Department of Epidemiology and Biostatistics, 1020 Pine Avenue West, McGill University, Montreal, Que., Canada H3A 1A2.
Stat Med. 2010 Nov 20;29(26):2688-97. doi: 10.1002/sim.4037.
Diagnostic tests rarely provide perfect results. The misclassification induced by imperfect sensitivities and specificities of diagnostic tests must be accounted for when planning prevalence studies or investigations into properties of new tests. The previous work has shown that applying a single imperfect test to estimate prevalence can often result in very large sample size requirements, and that sometimes even an infinite sample size is insufficient for precise estimation because the problem is non-identifiable. Adding a second test can sometimes reduce the sample size substantially, but infinite sample sizes can still occur as the problem remains non-identifiable. We investigate the further improvement possible when three diagnostic tests are to be applied. We first develop methods required for studies when three conditionally independent tests are available, using different Bayesian criteria. We then apply these criteria to prototypic scenarios, showing that large sample size reductions can occur compared to when only one or two tests are used. As the problem is now identifiable, infinite sample sizes cannot occur except in pathological situations. Finally, we relax the conditional independence assumption, demonstrating in this once again non-identifiable situation that sample sizes may substantially grow and possibly be infinite. We apply our methods to the planning of two infectious disease studies, the first designed to estimate the prevalence of Strongyloides infection, and the second relating to estimating the sensitivity of a new test for tuberculosis transmission. The much smaller sample sizes that are typically required when three as compared to one or two tests are used should encourage researchers to plan their studies using more than two diagnostic tests whenever possible. User-friendly software is available for both design and analysis stages greatly facilitating the use of these methods.
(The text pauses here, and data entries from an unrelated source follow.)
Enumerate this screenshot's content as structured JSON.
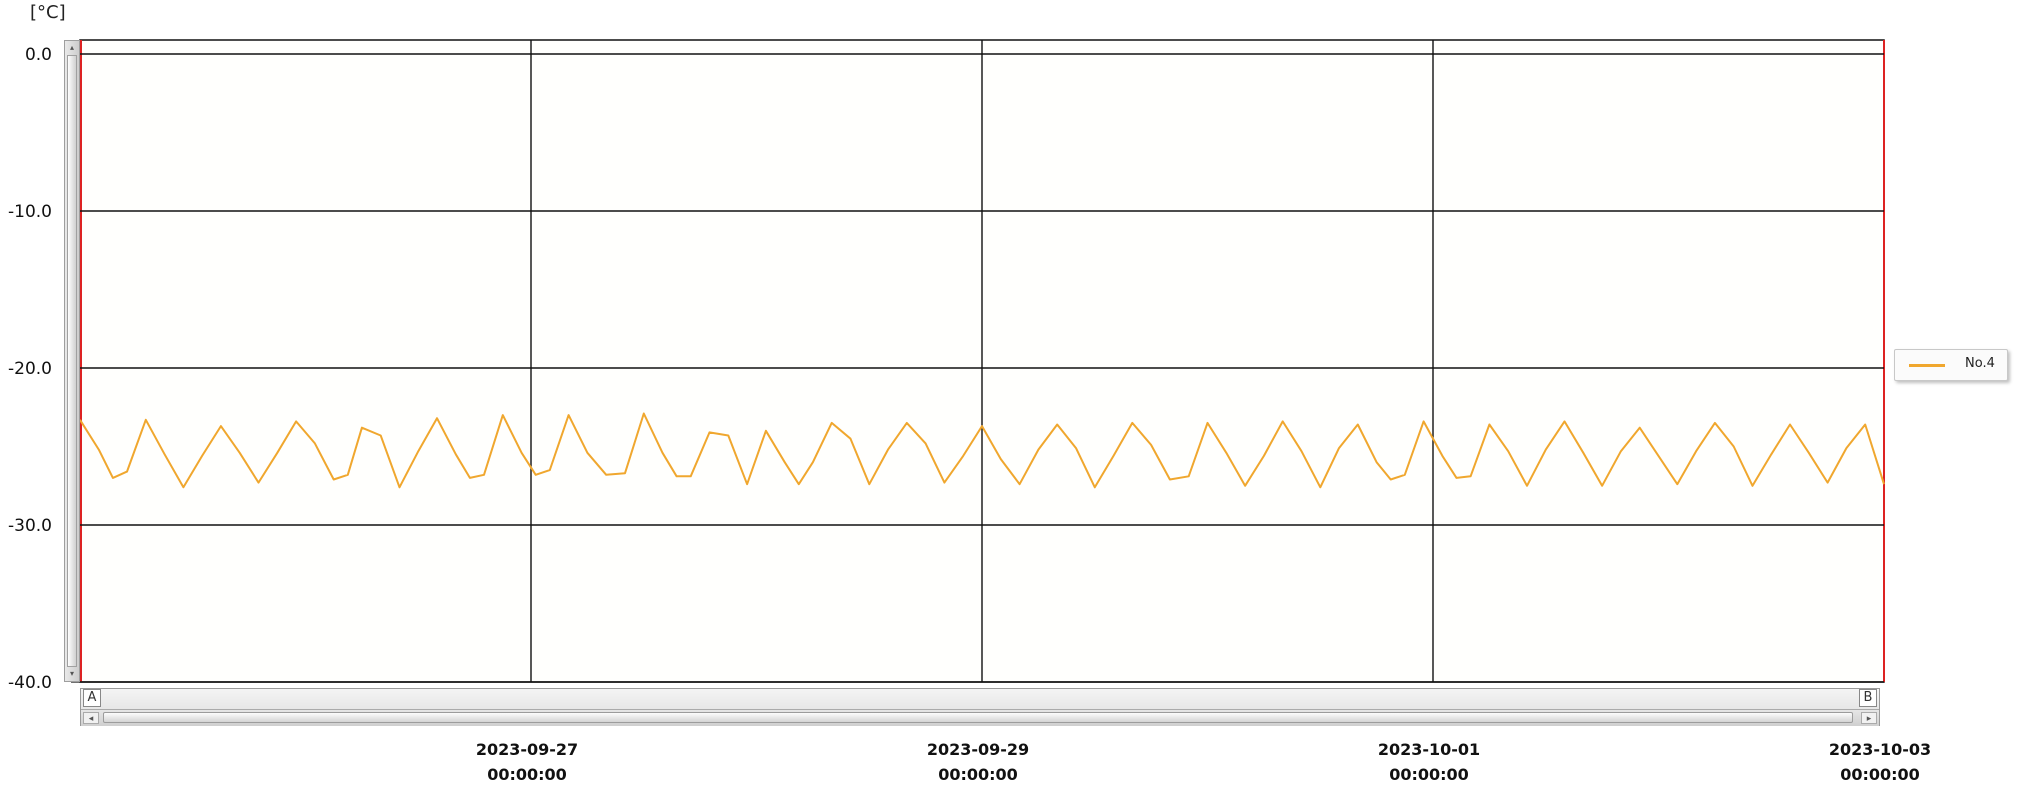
{
  "unit_label": "[°C]",
  "legend": {
    "label": "No.4",
    "color": "#f0a72e"
  },
  "markers": {
    "left": "A",
    "right": "B"
  },
  "scroll": {
    "left_arrow": "◂",
    "right_arrow": "▸",
    "up_arrow": "▴",
    "down_arrow": "▾"
  },
  "chart_data": {
    "type": "line",
    "title": "",
    "xlabel": "",
    "ylabel": "[°C]",
    "ylim": [
      -40.0,
      0.0
    ],
    "y_ticks": [
      0.0,
      -10.0,
      -20.0,
      -30.0,
      -40.0
    ],
    "y_tick_labels": [
      "0.0",
      "-10.0",
      "-20.0",
      "-30.0",
      "-40.0"
    ],
    "xlim": [
      "2023-09-25 00:00",
      "2023-10-03 00:00"
    ],
    "x_ticks": [
      "2023-09-27 00:00",
      "2023-09-29 00:00",
      "2023-10-01 00:00",
      "2023-10-03 00:00"
    ],
    "x_tick_labels": [
      [
        "2023-09-27",
        "00:00:00"
      ],
      [
        "2023-09-29",
        "00:00:00"
      ],
      [
        "2023-10-01",
        "00:00:00"
      ],
      [
        "2023-10-03",
        "00:00:00"
      ]
    ],
    "grid": true,
    "legend_position": "right",
    "series": [
      {
        "name": "No.4",
        "color": "#f0a72e",
        "points": [
          [
            "2023-09-25 00:00",
            -23.3
          ],
          [
            "2023-09-25 02:00",
            -25.2
          ],
          [
            "2023-09-25 03:30",
            -27.0
          ],
          [
            "2023-09-25 05:00",
            -26.6
          ],
          [
            "2023-09-25 07:00",
            -23.3
          ],
          [
            "2023-09-25 09:00",
            -25.5
          ],
          [
            "2023-09-25 11:00",
            -27.6
          ],
          [
            "2023-09-25 13:00",
            -25.6
          ],
          [
            "2023-09-25 15:00",
            -23.7
          ],
          [
            "2023-09-25 17:00",
            -25.4
          ],
          [
            "2023-09-25 19:00",
            -27.3
          ],
          [
            "2023-09-25 21:00",
            -25.4
          ],
          [
            "2023-09-25 23:00",
            -23.4
          ],
          [
            "2023-09-26 01:00",
            -24.8
          ],
          [
            "2023-09-26 03:00",
            -27.1
          ],
          [
            "2023-09-26 04:30",
            -26.8
          ],
          [
            "2023-09-26 06:00",
            -23.8
          ],
          [
            "2023-09-26 08:00",
            -24.3
          ],
          [
            "2023-09-26 10:00",
            -27.6
          ],
          [
            "2023-09-26 12:00",
            -25.3
          ],
          [
            "2023-09-26 14:00",
            -23.2
          ],
          [
            "2023-09-26 16:00",
            -25.5
          ],
          [
            "2023-09-26 17:30",
            -27.0
          ],
          [
            "2023-09-26 19:00",
            -26.8
          ],
          [
            "2023-09-26 21:00",
            -23.0
          ],
          [
            "2023-09-26 23:00",
            -25.4
          ],
          [
            "2023-09-27 00:30",
            -26.8
          ],
          [
            "2023-09-27 02:00",
            -26.5
          ],
          [
            "2023-09-27 04:00",
            -23.0
          ],
          [
            "2023-09-27 06:00",
            -25.4
          ],
          [
            "2023-09-27 08:00",
            -26.8
          ],
          [
            "2023-09-27 10:00",
            -26.7
          ],
          [
            "2023-09-27 12:00",
            -22.9
          ],
          [
            "2023-09-27 14:00",
            -25.4
          ],
          [
            "2023-09-27 15:30",
            -26.9
          ],
          [
            "2023-09-27 17:00",
            -26.9
          ],
          [
            "2023-09-27 19:00",
            -24.1
          ],
          [
            "2023-09-27 21:00",
            -24.3
          ],
          [
            "2023-09-27 23:00",
            -27.4
          ],
          [
            "2023-09-28 01:00",
            -24.0
          ],
          [
            "2023-09-28 03:00",
            -26.0
          ],
          [
            "2023-09-28 04:30",
            -27.4
          ],
          [
            "2023-09-28 06:00",
            -26.0
          ],
          [
            "2023-09-28 08:00",
            -23.5
          ],
          [
            "2023-09-28 10:00",
            -24.5
          ],
          [
            "2023-09-28 12:00",
            -27.4
          ],
          [
            "2023-09-28 14:00",
            -25.2
          ],
          [
            "2023-09-28 16:00",
            -23.5
          ],
          [
            "2023-09-28 18:00",
            -24.8
          ],
          [
            "2023-09-28 20:00",
            -27.3
          ],
          [
            "2023-09-28 22:00",
            -25.6
          ],
          [
            "2023-09-29 00:00",
            -23.7
          ],
          [
            "2023-09-29 02:00",
            -25.8
          ],
          [
            "2023-09-29 04:00",
            -27.4
          ],
          [
            "2023-09-29 06:00",
            -25.2
          ],
          [
            "2023-09-29 08:00",
            -23.6
          ],
          [
            "2023-09-29 10:00",
            -25.1
          ],
          [
            "2023-09-29 12:00",
            -27.6
          ],
          [
            "2023-09-29 14:00",
            -25.6
          ],
          [
            "2023-09-29 16:00",
            -23.5
          ],
          [
            "2023-09-29 18:00",
            -24.9
          ],
          [
            "2023-09-29 20:00",
            -27.1
          ],
          [
            "2023-09-29 22:00",
            -26.9
          ],
          [
            "2023-09-30 00:00",
            -23.5
          ],
          [
            "2023-09-30 02:00",
            -25.4
          ],
          [
            "2023-09-30 04:00",
            -27.5
          ],
          [
            "2023-09-30 06:00",
            -25.6
          ],
          [
            "2023-09-30 08:00",
            -23.4
          ],
          [
            "2023-09-30 10:00",
            -25.3
          ],
          [
            "2023-09-30 12:00",
            -27.6
          ],
          [
            "2023-09-30 14:00",
            -25.1
          ],
          [
            "2023-09-30 16:00",
            -23.6
          ],
          [
            "2023-09-30 18:00",
            -26.0
          ],
          [
            "2023-09-30 19:30",
            -27.1
          ],
          [
            "2023-09-30 21:00",
            -26.8
          ],
          [
            "2023-09-30 23:00",
            -23.4
          ],
          [
            "2023-10-01 01:00",
            -25.6
          ],
          [
            "2023-10-01 02:30",
            -27.0
          ],
          [
            "2023-10-01 04:00",
            -26.9
          ],
          [
            "2023-10-01 06:00",
            -23.6
          ],
          [
            "2023-10-01 08:00",
            -25.3
          ],
          [
            "2023-10-01 10:00",
            -27.5
          ],
          [
            "2023-10-01 12:00",
            -25.2
          ],
          [
            "2023-10-01 14:00",
            -23.4
          ],
          [
            "2023-10-01 16:00",
            -25.4
          ],
          [
            "2023-10-01 18:00",
            -27.5
          ],
          [
            "2023-10-01 20:00",
            -25.3
          ],
          [
            "2023-10-01 22:00",
            -23.8
          ],
          [
            "2023-10-02 00:00",
            -25.6
          ],
          [
            "2023-10-02 02:00",
            -27.4
          ],
          [
            "2023-10-02 04:00",
            -25.3
          ],
          [
            "2023-10-02 06:00",
            -23.5
          ],
          [
            "2023-10-02 08:00",
            -25.0
          ],
          [
            "2023-10-02 10:00",
            -27.5
          ],
          [
            "2023-10-02 12:00",
            -25.5
          ],
          [
            "2023-10-02 14:00",
            -23.6
          ],
          [
            "2023-10-02 16:00",
            -25.4
          ],
          [
            "2023-10-02 18:00",
            -27.3
          ],
          [
            "2023-10-02 20:00",
            -25.1
          ],
          [
            "2023-10-02 22:00",
            -23.6
          ],
          [
            "2023-10-03 00:00",
            -27.4
          ]
        ]
      }
    ]
  }
}
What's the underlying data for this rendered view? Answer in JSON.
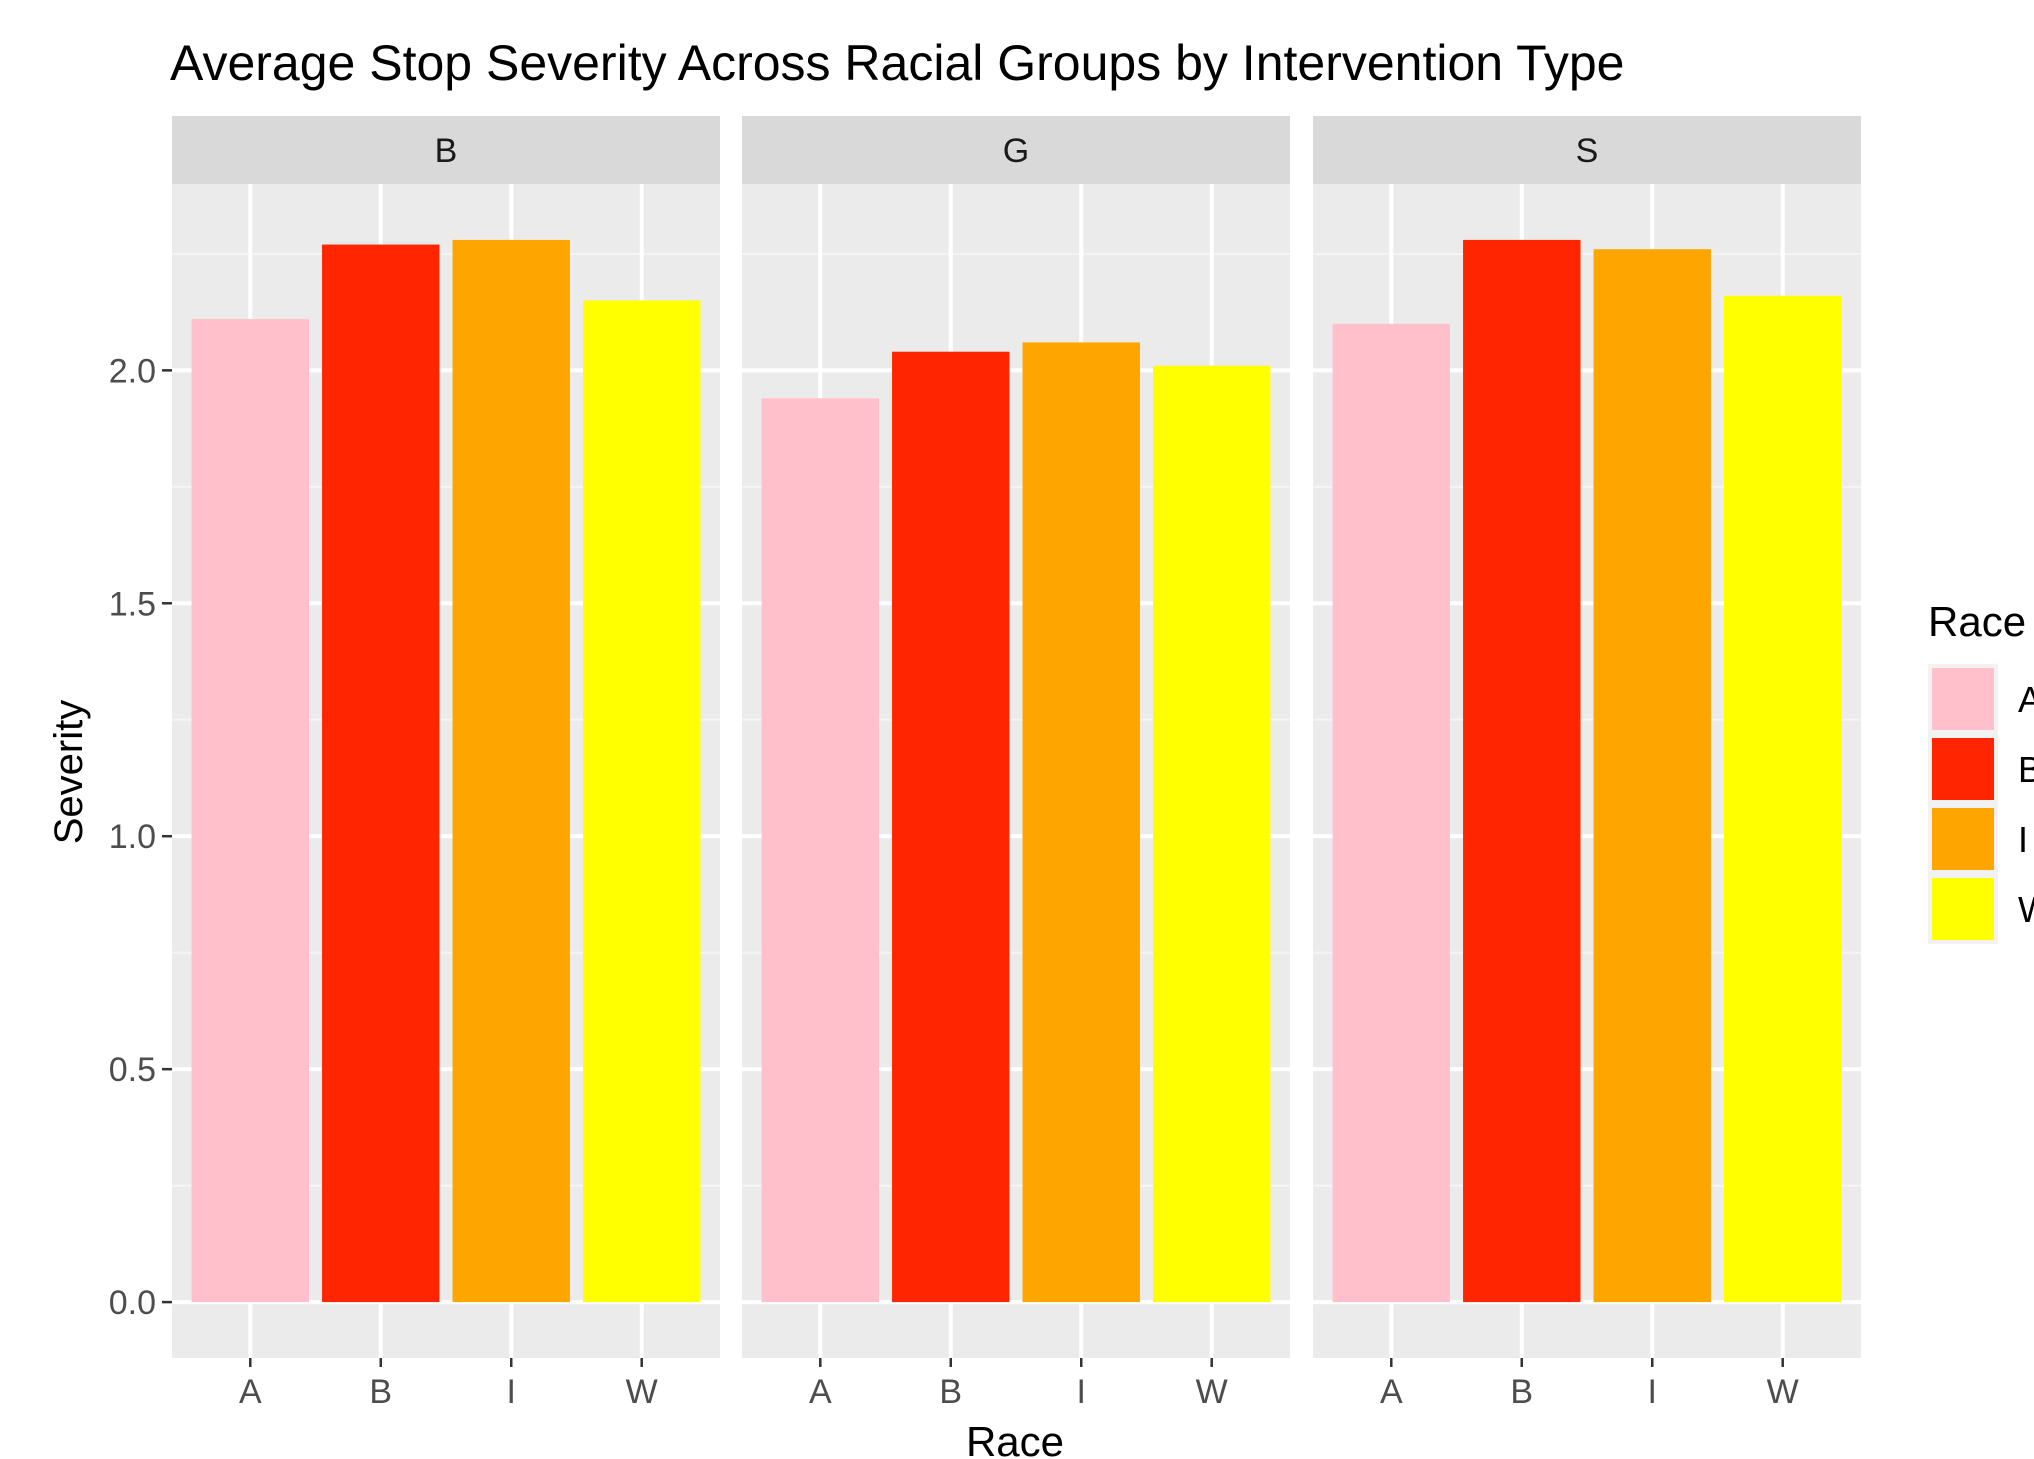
{
  "chart_data": {
    "type": "bar",
    "title": "Average Stop Severity Across Racial Groups by Intervention Type",
    "xlabel": "Race",
    "ylabel": "Severity",
    "ylim": [
      -0.12,
      2.4
    ],
    "yticks": [
      0.0,
      0.5,
      1.0,
      1.5,
      2.0
    ],
    "ytick_labels": [
      "0.0",
      "0.5",
      "1.0",
      "1.5",
      "2.0"
    ],
    "categories": [
      "A",
      "B",
      "I",
      "W"
    ],
    "facets": [
      {
        "name": "B",
        "values": [
          2.11,
          2.27,
          2.28,
          2.15
        ]
      },
      {
        "name": "G",
        "values": [
          1.94,
          2.04,
          2.06,
          2.01
        ]
      },
      {
        "name": "S",
        "values": [
          2.1,
          2.28,
          2.26,
          2.16
        ]
      }
    ],
    "legend": {
      "title": "Race",
      "placement": "right",
      "entries": [
        "A",
        "B",
        "I",
        "W"
      ]
    },
    "colors": {
      "A": "#FFC0CB",
      "B": "#FF2500",
      "I": "#FFA500",
      "W": "#FFFF00"
    },
    "grid": true
  }
}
诊断测试很少能提供完美的结果。在规划患病率研究或新测试特性研究时,必须考虑到诊断测试灵敏度和特异性不完善引起的误诊。以前的工作表明,应用单一的不完美测试来估计患病率通常会导致非常大的样本量要求,有时甚至无限的样本量不足以进行精确估计,因为问题是不可识别的。添加第二个测试有时可以大大减少样本量,但由于问题仍然不可识别,无限的样本量仍然可能发生。我们研究了当应用三个诊断测试时可能进一步改进的方法。我们首先使用不同的贝叶斯标准开发了在有三个条件独立测试的情况下进行研究所需的方法。然后,我们将这些标准应用于原型场景,结果表明与使用一个或两个测试相比,可以大大减少样本量。由于问题现在是可识别的,除非在病理情况下,否则不会出现无限的样本量。最后,我们放宽了条件独立性假设,再次证明在这种不可识别的情况下,样本量可能会大幅增加,并且可能是无限的。我们将我们的方法应用于两个传染病研究的规划,第一个旨在估计 Strongyloides 感染的患病率,第二个与估计新测试检测结核病传播的敏感性有关。与使用一个或两个测试相比,当使用三个测试时通常需要更小的样本量,这应该鼓励研究人员尽可能使用三个以上的诊断测试来规划他们的研究。有方便用户的软件可用于设计和分析阶段,极大地促进了这些方法的使用。